The exhibition has four sections dedicated to the following topics: sexuality (Adam and Eve) motherhood (Mary –and possibly also Eve) sacrifice (Christ –and possibly also Mary and the martyrs) judgment (the end of time, Last Judgment)

The director of the department for community outreach has asked you to share with them another web-based essay on the same website in which you select a highlight from three of the four sections and discuss how they can be explained to visitors, so that they understand, through each specific work, how each theme reveals basic Christian beliefs in relation to the naked body. Note that the museum is able to display all movable paintings, sculpture, manuscripts or other object discussed in class, and reproductions of any immovable piece, like architectural sculpture, doors, mosaics, wall-paintings, etc. that cannot be moved from their original location. You are free to choose the three highlights among any material discussed in class or any other material you know about (not discussed in class), as long as they are all relevant to the topics at hand and belongs to the same Christian denomination and time period (European, Catholic tradition from the 11th to the 16th centuries). Please note that you are expected to analyze all three selected highlights in-depth and according to their historic, cultural context, so consider discussing material not covered in class only if you are well-prepared to explore it in detail, accurately, and meaningfully integrate it into the theme of the relevant sections. Length specifications and submission The web-based essay has to be between 850-1000 words double-spaced, 12-point letter size. Do not exceed the word limit!
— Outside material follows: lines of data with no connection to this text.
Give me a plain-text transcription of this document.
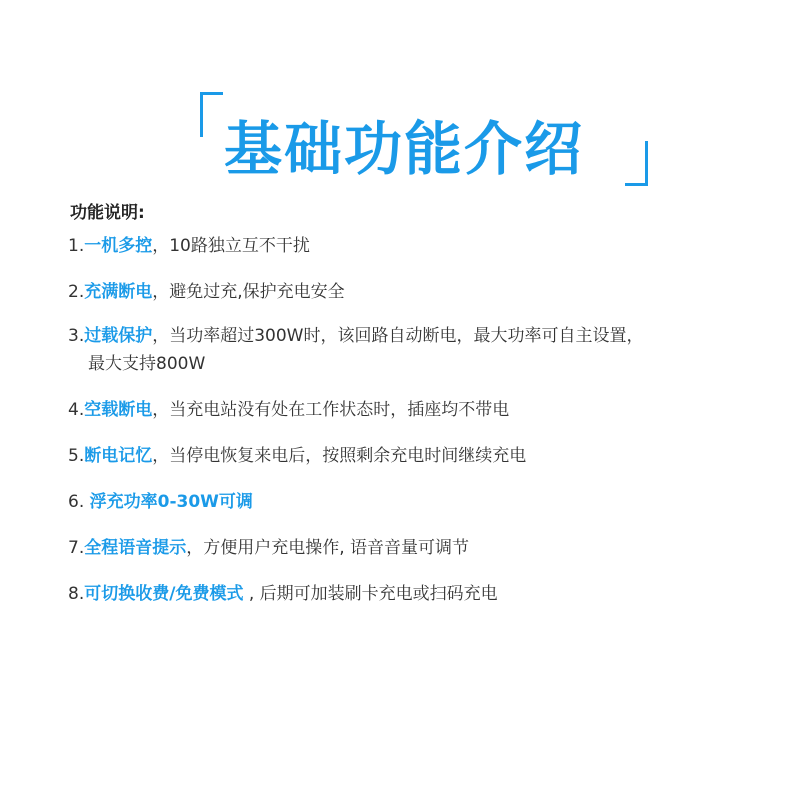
基础功能介绍
功能说明:
1.一机多控，10路独立互不干扰
2.充满断电，避免过充,保护充电安全
3.过载保护，当功率超过300W时，该回路自动断电，最大功率可自主设置，
最大支持800W
4.空载断电，当充电站没有处在工作状态时，插座均不带电
5.断电记忆，当停电恢复来电后，按照剩余充电时间继续充电
6. 浮充功率0-30W可调
7.全程语音提示，方便用户充电操作, 语音音量可调节
8.可切换收费/免费模式 , 后期可加装刷卡充电或扫码充电
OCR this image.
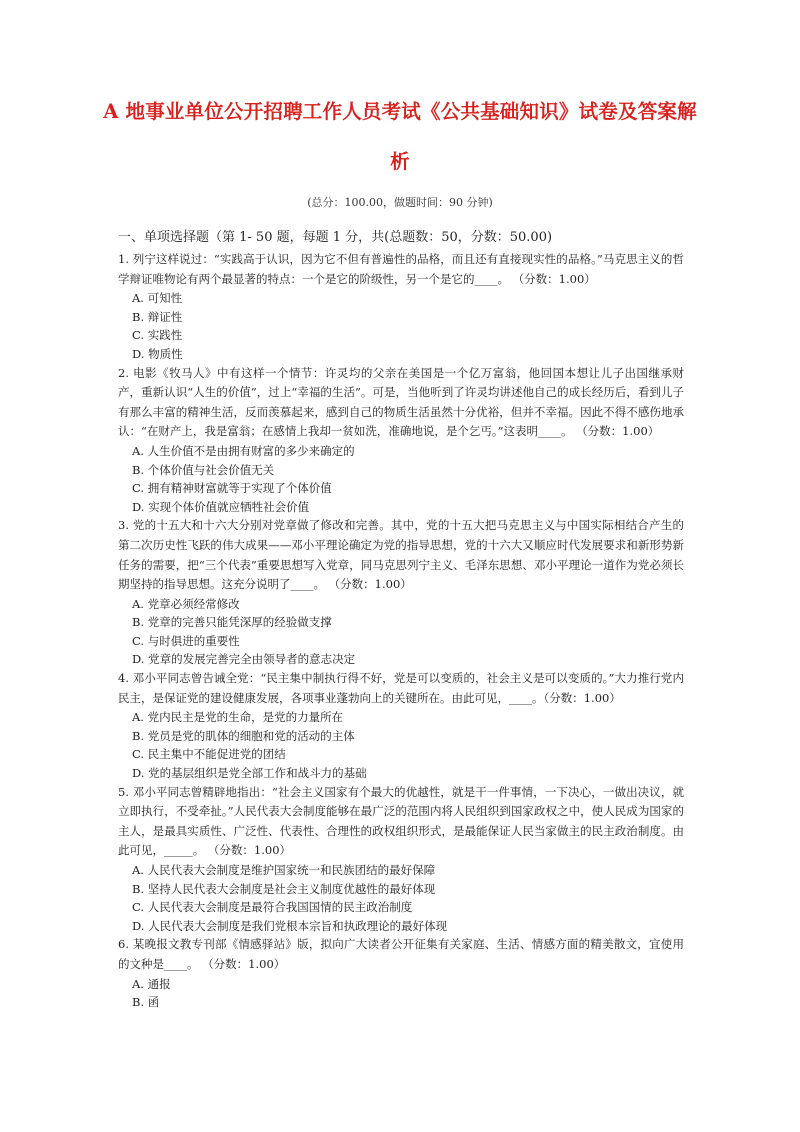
A 地事业单位公开招聘工作人员考试《公共基础知识》试卷及答案解
析
(总分：100.00，做题时间：90 分钟)
一、单项选择题（第 1- 50 题，每题 1 分，共(总题数：50，分数：50.00)

1. 列宁这样说过：“实践高于认识，因为它不但有普遍性的品格，而且还有直接现实性的品格。”马克思主义的哲学辩证唯物论有两个最显著的特点：一个是它的阶级性，另一个是它的____。 （分数：1.00）

A. 可知性
B. 辩证性
C. 实践性
D. 物质性

2. 电影《牧马人》中有这样一个情节：许灵均的父亲在美国是一个亿万富翁，他回国本想让儿子出国继承财产，重新认识“人生的价值”，过上“幸福的生活”。可是，当他听到了许灵均讲述他自己的成长经历后，看到儿子有那么丰富的精神生活，反而羡慕起来，感到自己的物质生活虽然十分优裕，但并不幸福。因此不得不感伤地承认：“在财产上，我是富翁；在感情上我却一贫如洗，准确地说，是个乞丐。”这表明____。 （分数：1.00）

A. 人生价值不是由拥有财富的多少来确定的
B. 个体价值与社会价值无关
C. 拥有精神财富就等于实现了个体价值
D. 实现个体价值就应牺牲社会价值

3. 党的十五大和十六大分别对党章做了修改和完善。其中，党的十五大把马克思主义与中国实际相结合产生的第二次历史性飞跃的伟大成果——邓小平理论确定为党的指导思想，党的十六大又顺应时代发展要求和新形势新任务的需要，把“三个代表”重要思想写入党章，同马克思列宁主义、毛泽东思想、邓小平理论一道作为党必须长期坚持的指导思想。这充分说明了____。 （分数：1.00）

A. 党章必须经常修改
B. 党章的完善只能凭深厚的经验做支撑
C. 与时俱进的重要性
D. 党章的发展完善完全由领导者的意志决定

4. 邓小平同志曾告诫全党：“民主集中制执行得不好，党是可以变质的，社会主义是可以变质的。”大力推行党内民主，是保证党的建设健康发展，各项事业蓬勃向上的关键所在。由此可见，____。（分数：1.00）

A. 党内民主是党的生命，是党的力量所在
B. 党员是党的肌体的细胞和党的活动的主体
C. 民主集中不能促进党的团结
D. 党的基层组织是党全部工作和战斗力的基础

5. 邓小平同志曾精辟地指出：“社会主义国家有个最大的优越性，就是干一件事情，一下决心，一做出决议，就立即执行，不受牵扯。”人民代表大会制度能够在最广泛的范围内将人民组织到国家政权之中，使人民成为国家的主人，是最具实质性、广泛性、代表性、合理性的政权组织形式，是最能保证人民当家做主的民主政治制度。由此可见，_____。 （分数：1.00）

A. 人民代表大会制度是维护国家统一和民族团结的最好保障
B. 坚持人民代表大会制度是社会主义制度优越性的最好体现
C. 人民代表大会制度是最符合我国国情的民主政治制度
D. 人民代表大会制度是我们党根本宗旨和执政理论的最好体现

6. 某晚报文教专刊部《情感驿站》版，拟向广大读者公开征集有关家庭、生活、情感方面的精美散文，宜使用的文种是____。 （分数：1.00）

A. 通报
B. 函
Reminders Remember that writing is a social act: you write in order to share your ideas. Always provide all the information your readers need to follow your arguments and understand your thesis. Readers cannot “read your mind”, they can only read what you put in writing, so lay out your trail of thoughtfully and with clarity in your paper. Keep in mind the audience of your essay (besides the instructor and the grading TAs): the prompt asks you to write for the director of community outreach, to demonstrate how you would explain the theme of the exhibition to museum visitors, by using clear language and by providing all necessary information to somebody without prior knowledge of the material. Do not copy-paste text from the PowerPoints. You are expected to discuss the material in your own words. Learning objectives

The learning objectives of all essays in this class are similar: the assignments prompt you to reflect on class material, synthesize observations about it and present them in a coherent way that highlights prominent socio-cultural meanings and functions of the naked body in different periods and cultural spheres. As you write down your thoughts according to the prompts, you enhance your comprehension and retention of the material. You have a chance to explore main topics in more detail, and to develop 5 your own observations and arguments about them. During this process, you also cultivate your visual literacy, critical thinking, and writing skills. FAQ Do I need to mention other objects that I imagine displayed in each section? No. You should focus on your highlight pieces, and only if you absolutely need to mention other works to make a point, you can do that without diluting your focus. Can I choose an existing museum as the site of my exhibition or can I imagine one? Yes to both. In either case, you need to consider the culture of the city and country (or state) in which the museum is situated. If you are using an existing museum as the site of your exhibition, you could consider the character and tradition of that museum and how your exhibition fits in it. Can I use only a part of a work for my exhibition, e.g. only some scenes from Bernward’s bronze door? Yes and no: you have to exhibit a reproduction of the whole door (you cannot dismember even a reproduction), but in your essay, you can focus on the scenes that serve your purpose better –while still considering the context of the entire door.